Ich habe knapp 1.78 Körperhöhe und knapp 82cm Schritthöhe und schwanke zw. 17/19 Zoll.

Grüsse


----------



## LittleBoomer (27. Oktober 2015)

Hallo,

ich habe zwar keines aber letztendlich die gleiche Idee. Ich würde mir gerne über den Winter ein HTA650B aufbauen.
Gibt es denn den Rahmen einzeln zu kaufen ? Ich kann auf der Drössiger-HP diesbezüglich nichts finden und Anfragen bei Drössiger blieben bisher unbeantwortet.
Wenn ja, kennst Du den Preis ? Kostet die freie Farbwahl extra ?

Danke für Deine Hilfe.

Grüße
LittleBoomer


----------



## MTB-News.de




----------



## Sven12345 (30. Oktober 2015)

Drössiger Rahmen bekommt man über einen ortsansässigen Fahrrad-Händler, der Drössiger im Programm hat.
Nix Online-Shopping oder so....

Die Farben aus der Palette sind kostenlos.
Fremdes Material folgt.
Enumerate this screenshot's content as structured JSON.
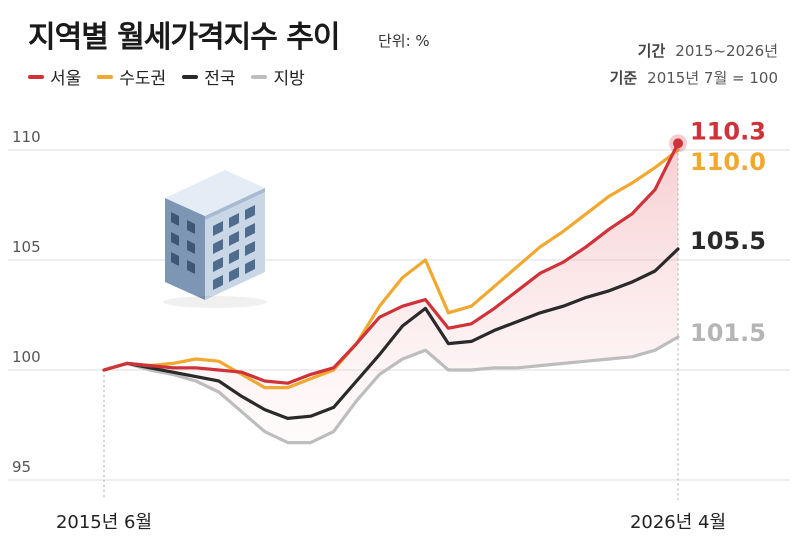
{
  "header": {
    "title": "지역별 월세가격지수 추이",
    "unit": "단위: %",
    "period_key": "기간",
    "period_value": "2015~2026년",
    "base_key": "기준",
    "base_value": "2015년 7월 = 100"
  },
  "chart_data": {
    "type": "line",
    "title": "지역별 월세가격지수 추이",
    "ylabel": "",
    "xlabel": "",
    "ylim": [
      95,
      110
    ],
    "yticks": [
      "95",
      "100",
      "105",
      "110"
    ],
    "grid": true,
    "legend_position": "top-left",
    "x_start_label": "2015년 6월",
    "x_end_label": "2026년 4월",
    "x": [
      0,
      0.04,
      0.08,
      0.12,
      0.16,
      0.2,
      0.24,
      0.28,
      0.32,
      0.36,
      0.4,
      0.44,
      0.48,
      0.52,
      0.56,
      0.6,
      0.64,
      0.68,
      0.72,
      0.76,
      0.8,
      0.84,
      0.88,
      0.92,
      0.96,
      1
    ],
    "series": [
      {
        "name": "서울",
        "color": "#d0323a",
        "end_label": "110.3",
        "values": [
          100,
          100.3,
          100.2,
          100.1,
          100.1,
          100.0,
          99.9,
          99.5,
          99.4,
          99.8,
          100.1,
          101.2,
          102.4,
          102.9,
          103.2,
          101.9,
          102.1,
          102.8,
          103.6,
          104.4,
          104.9,
          105.6,
          106.4,
          107.1,
          108.2,
          110.3
        ]
      },
      {
        "name": "수도권",
        "color": "#f0a830",
        "end_label": "110.0",
        "values": [
          100,
          100.3,
          100.2,
          100.3,
          100.5,
          100.4,
          99.8,
          99.2,
          99.2,
          99.6,
          100.0,
          101.2,
          102.9,
          104.2,
          105.0,
          102.6,
          102.9,
          103.8,
          104.7,
          105.6,
          106.3,
          107.1,
          107.9,
          108.5,
          109.2,
          110.0
        ]
      },
      {
        "name": "전국",
        "color": "#2a2a2a",
        "end_label": "105.5",
        "values": [
          100,
          100.3,
          100.1,
          99.9,
          99.7,
          99.5,
          98.8,
          98.2,
          97.8,
          97.9,
          98.3,
          99.5,
          100.7,
          102.0,
          102.8,
          101.2,
          101.3,
          101.8,
          102.2,
          102.6,
          102.9,
          103.3,
          103.6,
          104.0,
          104.5,
          105.5
        ]
      },
      {
        "name": "지방",
        "color": "#bdbdbd",
        "end_label": "101.5",
        "values": [
          100,
          100.3,
          100.0,
          99.8,
          99.5,
          99.0,
          98.1,
          97.2,
          96.7,
          96.7,
          97.2,
          98.6,
          99.8,
          100.5,
          100.9,
          100.0,
          100.0,
          100.1,
          100.1,
          100.2,
          100.3,
          100.4,
          100.5,
          100.6,
          100.9,
          101.5
        ]
      }
    ]
  }
}
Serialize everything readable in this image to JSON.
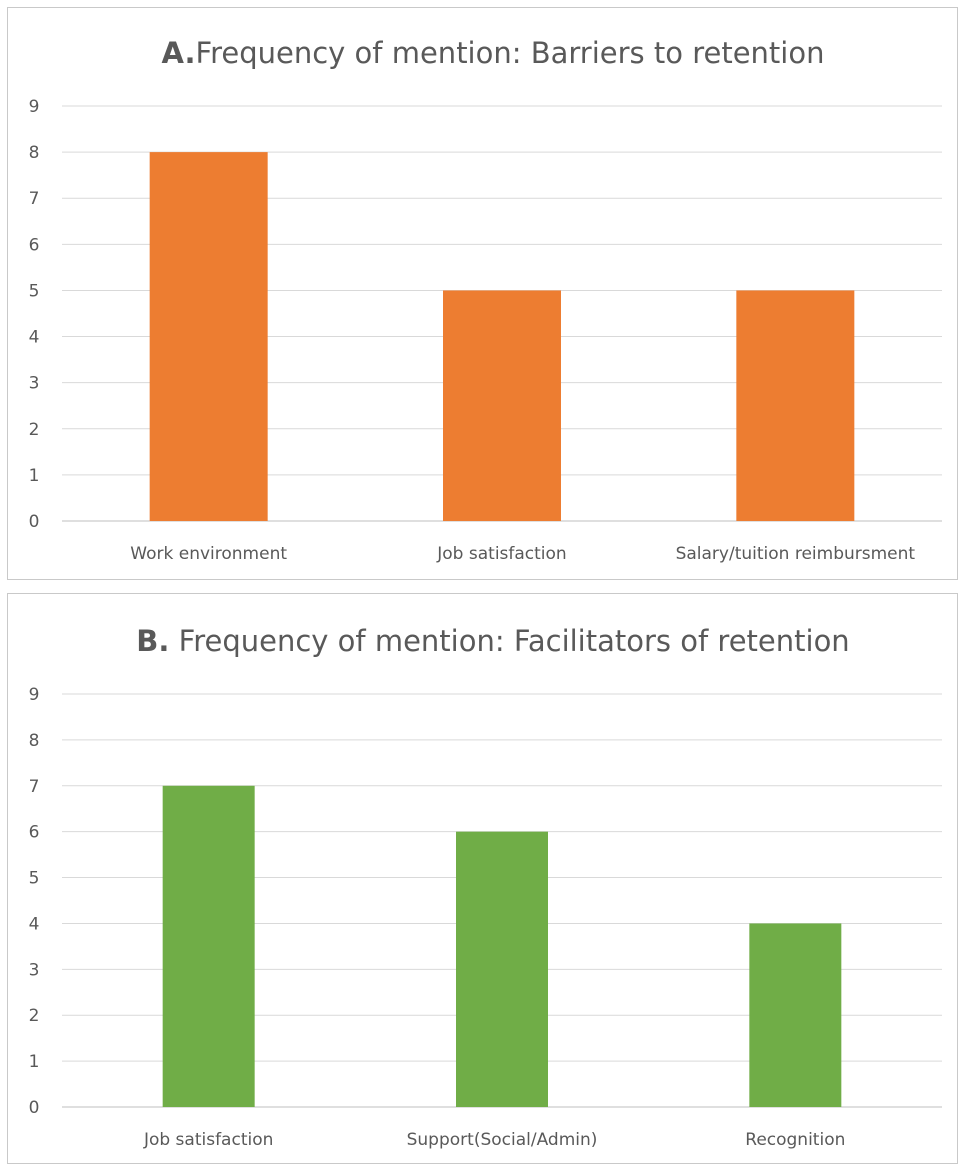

Die Preise für die Rahmen müssten auf der Drössiger Homepage stehen.

Ich hab das letztes Jahr auch so gemacht, dass ich mir einen Laden gesucht hab, der das Bike in meiner Größe da hatte (musste ca. 100km dafür fahren) um es Probe zu fahren.
Ich hab das Testrad dann auch gleich gekauft, weil ich einen sehr guten Preis bekommen hab (und hab damit sehr viel Geld gespart, im Vergleich zum Kauf von Rahmen + Komponenten)

Schönen Gruß


----------



## LittleBoomer (4. November 2015)

Danke für die Info.

Grüße
LittleBoomer


----------



## geomiaoei (14. Mai 2017)

Die Farben aus der Palette sind kostenlos. Die Preise für die Rahmen müssten auf der Drössiger Homepage stehen.


----------